Mumbai, 14 Nov (Commoditiescontrol): Sugar prices continued their downward trend on Wednesday, with ICE sugar futures reaching a near two-month low, weighed down by a strengthening U.S. dollar, which hit a year-high. The firmer dollar makes dollar-priced commodities like sugar more expensive for international buyers, contributing to the price decline. In London, sugar futures saw steeper losses after falling below the critical 200-day moving average, triggering technical selling.
Despite reports from Brazil’s industry group, Unica, indicating a 24.3% drop in sugar output from the Center-South region for the second half of October—producing 1.785 million metric tons—overall production for the 2024/25 season is still slightly up by 0.3%, totaling 37 million metric tons.
On the trading front, ICE March raw sugar futures fell by 0.18 cents, or 0.84%, closing at 21.17 cents per pound, after touching a near two-month low of 20.86 cents during the session. Meanwhile, London’s December white sugar futures declined by $4.80, or 0.88%, settling at $538.20 per metric ton.

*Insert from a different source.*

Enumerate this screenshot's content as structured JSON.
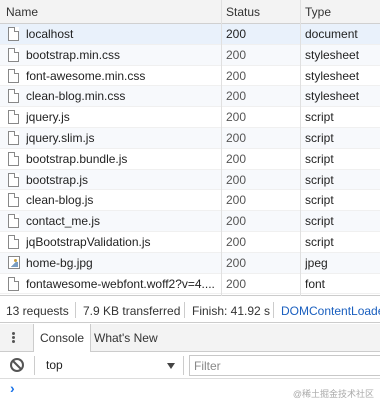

Market participants noted that the strength of the dollar was a major factor behind the price drop, although a diminished outlook for Brazil's 2025/26 sugar production, partly due to recent wildfires, provided some underlying support. Crude oil prices, which have been weakening, also impacted ethanol prices, potentially prompting Brazilian mills to shift more sugarcane towards sugar production, which could further increase global sugar supply.
In addition, Germany’s industry association has forecast higher refined sugar production from beet crops in the 2024/25 season, although crop diseases may affect yields. Brazil's anticipated sugar production for late October could be down by 28.3% year-on-year, potentially at 1.69 million tons, according to early reports from S&P Global Commodity Insights.
A forecast for increased rainfall in Brazil’s Center-South region has eased earlier drought concerns, supporting the expectation of a stronger sugarcane yield. However, this positive weather outlook has dampened market sentiment, as increased supply could weigh further on prices. A November 5 COT report from London also showed funds liquidating long positions, with record-high net-long holdings previously reported.
Global sugar output is expected to drop by 5 million metric tons, according to Green Pool Commodity Specialists, while Brazil's crop agency, Conab, has revised the Center-South production outlook to 42 million tons. Meanwhile, India is poised for a strong sugar crop, thanks to above-average monsoon rainfall, marking the highest level in four years, with rainfall recorded at 934.8 mm—7.6% above the long-term average. India’s changes to ethanol policy could also impact sugar export levels.
Looking ahead, ICE raw sugar futures are expected to face support at 20.84 and 20.50 cents per pound, with resistance around 21.53 and 21.88 cents. Analysts are closely monitoring Brazil's production mix, with current estimates showing that 48.7% of its sugarcane is being allocated to sugar production, as developments in both Brazil and India continue to influence market dynamics.